This is a super cool idea! I've sort of mused about an idea for general web search that's very similar to this concept, where you start with a set of trusted entities and then branch out from there, but choosing how you establish trust is really important. But this is a really clever application, well done!
Very cool work.
It's worth mentionion that the Graph browser using "Retina" is a project from Ouestware (https://www.ouestware.com/en/) which is also contributor to the GraphCommons and GephiLite projects.
Given the structured nature of the data, how does this compare to running a specialized classification model that looks for specific words in a review and uses those to assign Chefs to Restaurants?
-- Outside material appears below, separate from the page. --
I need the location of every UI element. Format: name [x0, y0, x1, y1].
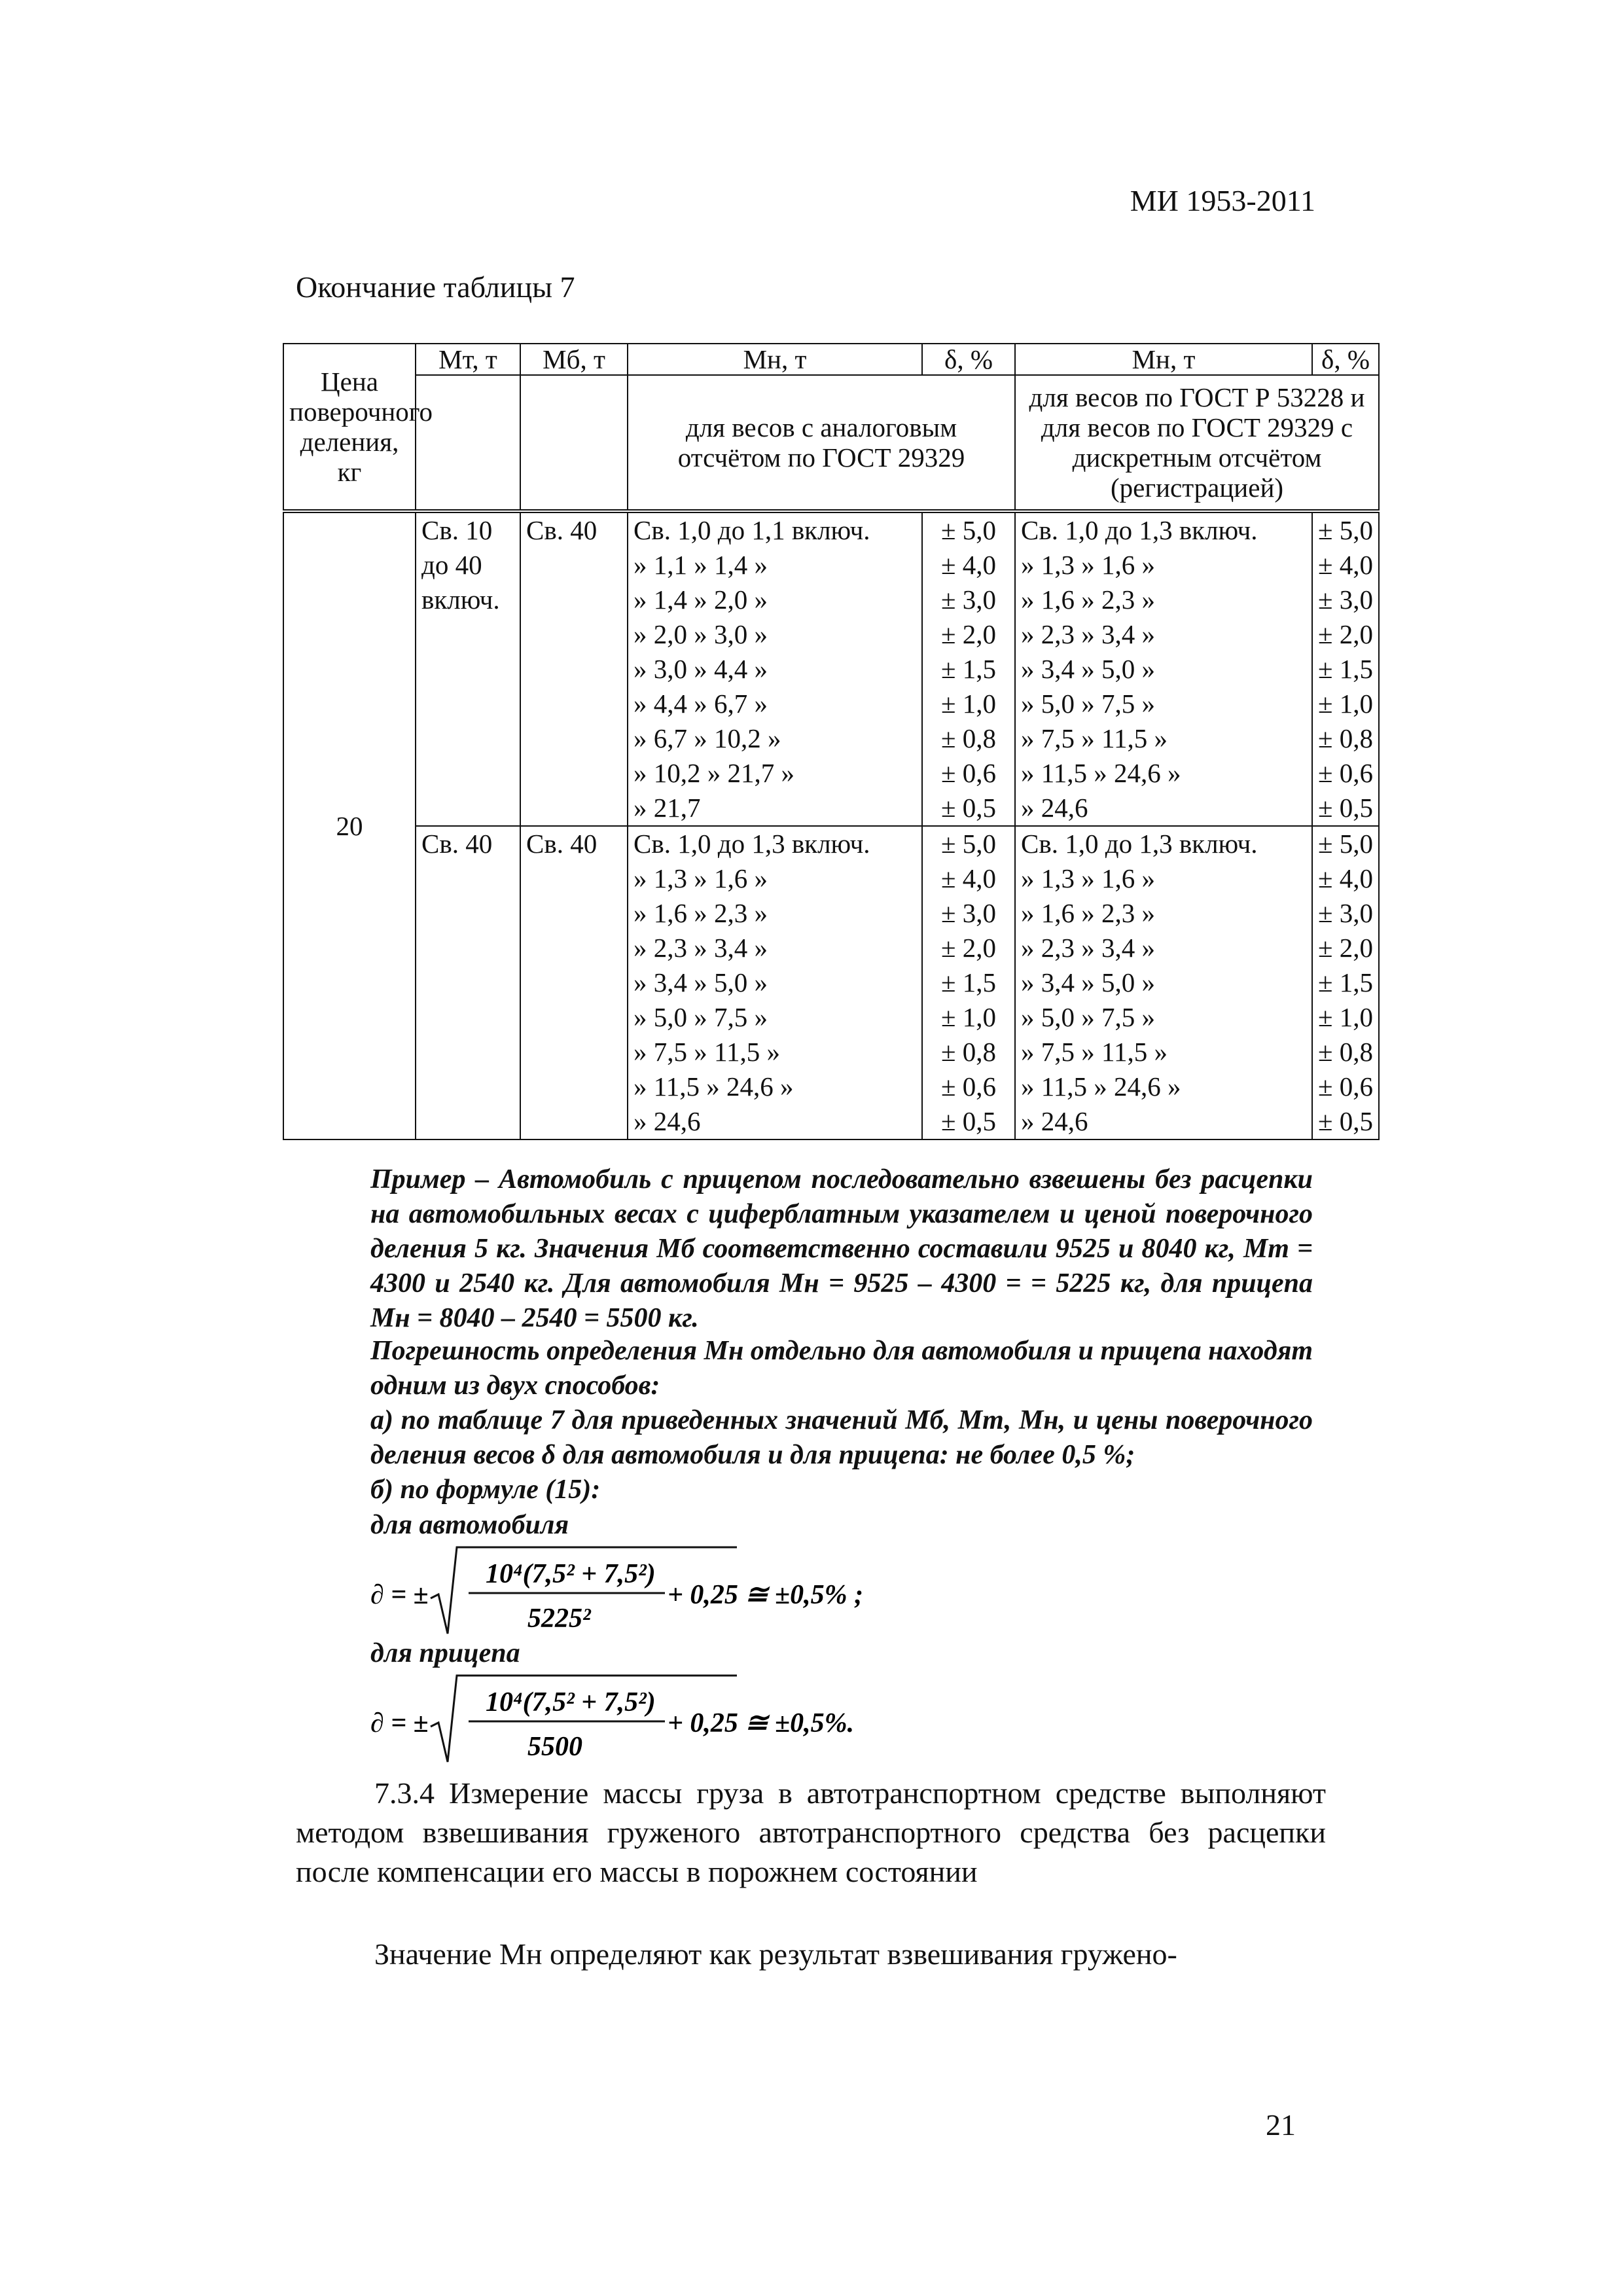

With some fine tuning, you might get more consistent results than feeding the reviews into a generative model.
This looks great! I was just looking for a good web knowledge graph visualizer.
This was inspiring, what a cool idea. Just curious—-for 4o mini isn’t there a json mode that reliably produces structured output? Was that what you were referring to / ended up using?
Great project. I propose an improvement over this conventional kind of object-style graph. Instead, every single item should be a node or an edge. The objects are needless complexities that obscure pure graph relations. Like this: https://memelang.net/03/
Very interesting. A small tweak and it seems like this could be applied to the problem of identifying degree of separation from political dissidents or other targets with the right data source. Lots of tools already exist that do that, but it's kind of wild how accessible and scalable certain techniques have become.
Nice! How'd the local models do vs gpt4o-mini? Did you spend much time playing with datasette?
Do you think this will work as effectively with Google or Social Media review and rating datasets? As every country may not have a LeFooding.com
Would like to here everyone's thoughts
Graph embed does not appear to work in FF 135. Loaded in Chrome though.
Edit: Seems to be a me issue.
Looks interesting, have you tried utilizing a multimodal model?
What's the use case for maintaining a list of restaurants that use LLMs?
[flagged]
[flagged]
The embedding is kind of weird. Like, there's no reason a "degree: 1" node should be so far away from its sibling.
Example: https://imgur.com/a/7Cktyzp
This makes the graph look more random/noisy/disorganized than it actually is.